Shuaa Rizvi talked about implementing the 10 asks that were brought forward in the 2016 Review of the University of Alberta’s Response to Sexual Assault, as well as implementing a sexual assault centre at Augustana. She also demanded that the university be held accountable for their empty promises on reforming their sexual assault policy. It seemed like a spontaneous answer rather than a coherent platform point.

Jared Larsen’s answer simply relayed his platform points. The idea of making sexual assault a larger community issue by reaching out to the Sexual Assault Centre of Edmonton and providing more resources available to survivors is a great one. But why hasn’t it come up prominently yet in his campaigning?

Rory Storm was seemingly unaware of current initiatives to inform students of issues surrounding sexual violence. He talked of incentivizing “general students” to attend workshops as opposed to just student leadership. He was apparently unaware this is already happening. The UAlberta Sexual Assault Centre already reaches out to classrooms, residence, and other university initiatives.

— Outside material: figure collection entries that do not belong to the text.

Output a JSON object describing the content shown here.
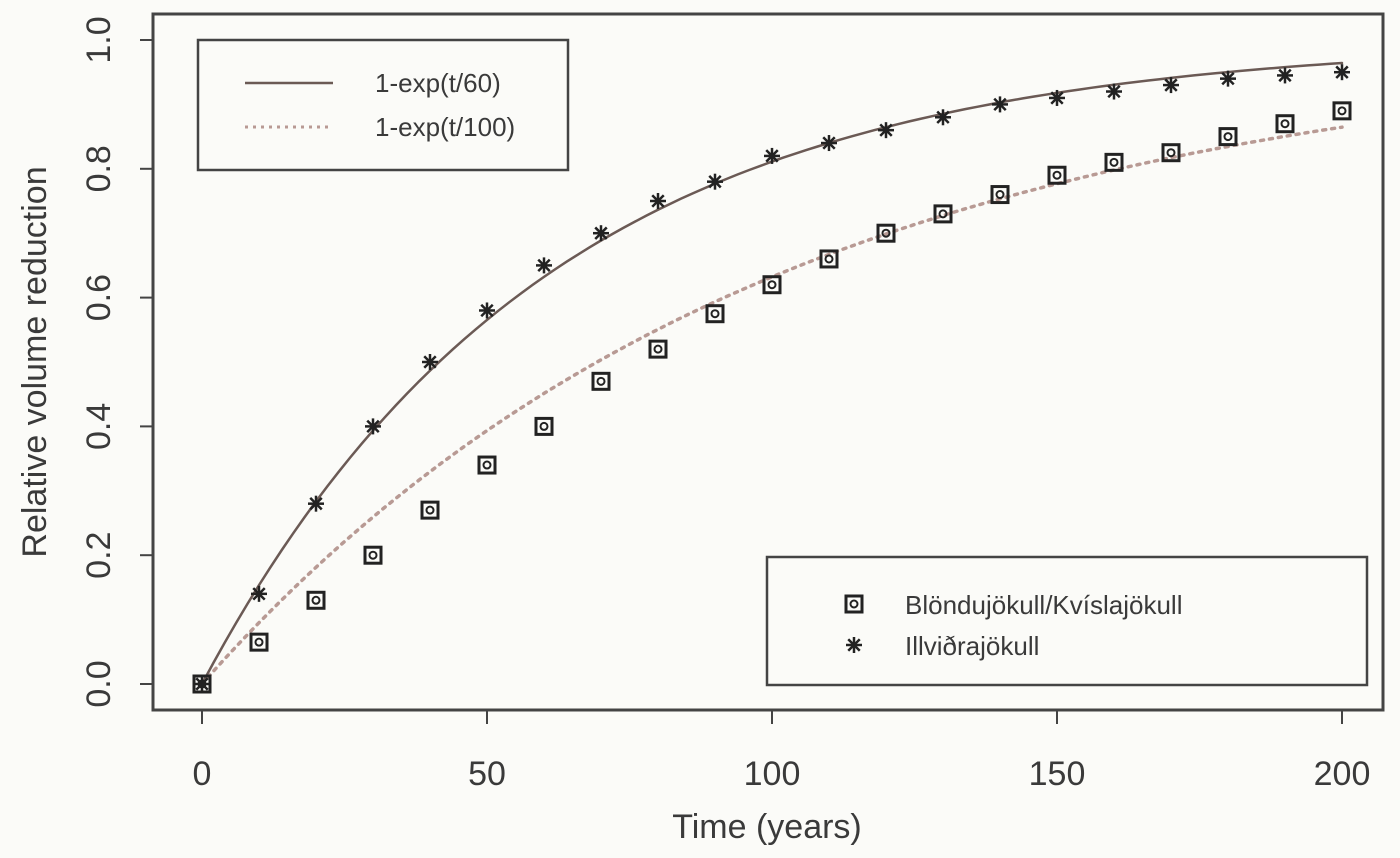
{
  "chart_data": {
    "type": "scatter",
    "title": "",
    "xlabel": "Time (years)",
    "ylabel": "Relative volume reduction",
    "xlim": [
      0,
      200
    ],
    "ylim": [
      0,
      1.0
    ],
    "xticks": [
      0,
      50,
      100,
      150,
      200
    ],
    "xtick_labels": [
      "0",
      "50",
      "100",
      "150",
      "200"
    ],
    "yticks": [
      0.0,
      0.2,
      0.4,
      0.6,
      0.8,
      1.0
    ],
    "ytick_labels": [
      "0.0",
      "0.2",
      "0.4",
      "0.6",
      "0.8",
      "1.0"
    ],
    "grid": false,
    "x": [
      0,
      10,
      20,
      30,
      40,
      50,
      60,
      70,
      80,
      90,
      100,
      110,
      120,
      130,
      140,
      150,
      160,
      170,
      180,
      190,
      200
    ],
    "series": [
      {
        "name": "Blöndujökull/Kvíslajökull",
        "marker": "boxed-circle",
        "values": [
          0.0,
          0.065,
          0.13,
          0.2,
          0.27,
          0.34,
          0.4,
          0.47,
          0.52,
          0.575,
          0.62,
          0.66,
          0.7,
          0.73,
          0.76,
          0.79,
          0.81,
          0.825,
          0.85,
          0.87,
          0.89
        ]
      },
      {
        "name": "Illviðrajökull",
        "marker": "asterisk",
        "values": [
          0.0,
          0.14,
          0.28,
          0.4,
          0.5,
          0.58,
          0.65,
          0.7,
          0.75,
          0.78,
          0.82,
          0.84,
          0.86,
          0.88,
          0.9,
          0.91,
          0.92,
          0.93,
          0.94,
          0.945,
          0.95
        ]
      }
    ],
    "curves": [
      {
        "name": "1-exp(t/60)",
        "tau": 60,
        "style": "solid"
      },
      {
        "name": "1-exp(t/100)",
        "tau": 100,
        "style": "dotted"
      }
    ],
    "legends": [
      {
        "position": "top-left",
        "entries": [
          "1-exp(t/60)",
          "1-exp(t/100)"
        ]
      },
      {
        "position": "bottom-right",
        "entries": [
          "Blöndujökull/Kvíslajökull",
          "Illviðrajökull"
        ]
      }
    ]
  },
  "colors": {
    "background": "#fbfbf8",
    "axis": "#444444",
    "solid_curve": "#6b5a55",
    "dotted_curve": "#b89a94",
    "marker": "#222222"
  }
}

I would like to attribute Rory’s use of the term “anti-assault culture” as a nervous fumble of rape culture, but at this point I’m unsure if I him could afford such benefit of the doubt.

I could share statistics and reports on sexual violence that occurs on campus. I could drive home the fact survivors still have to fight just be believed, and have to constantly justify themselves. I could talk about how Andre Bourgeois’ plan of having a sexual assault support coordinator failed to be realized. I could write an entire dissertation on campus rape culture and how it still persists.

The sad reality is that it seems the vice-president (student life) candidates are treating sexual violence as a buzzword-y platform point, failing to give it the attention it deserves until someone presses them on it. Shame on them.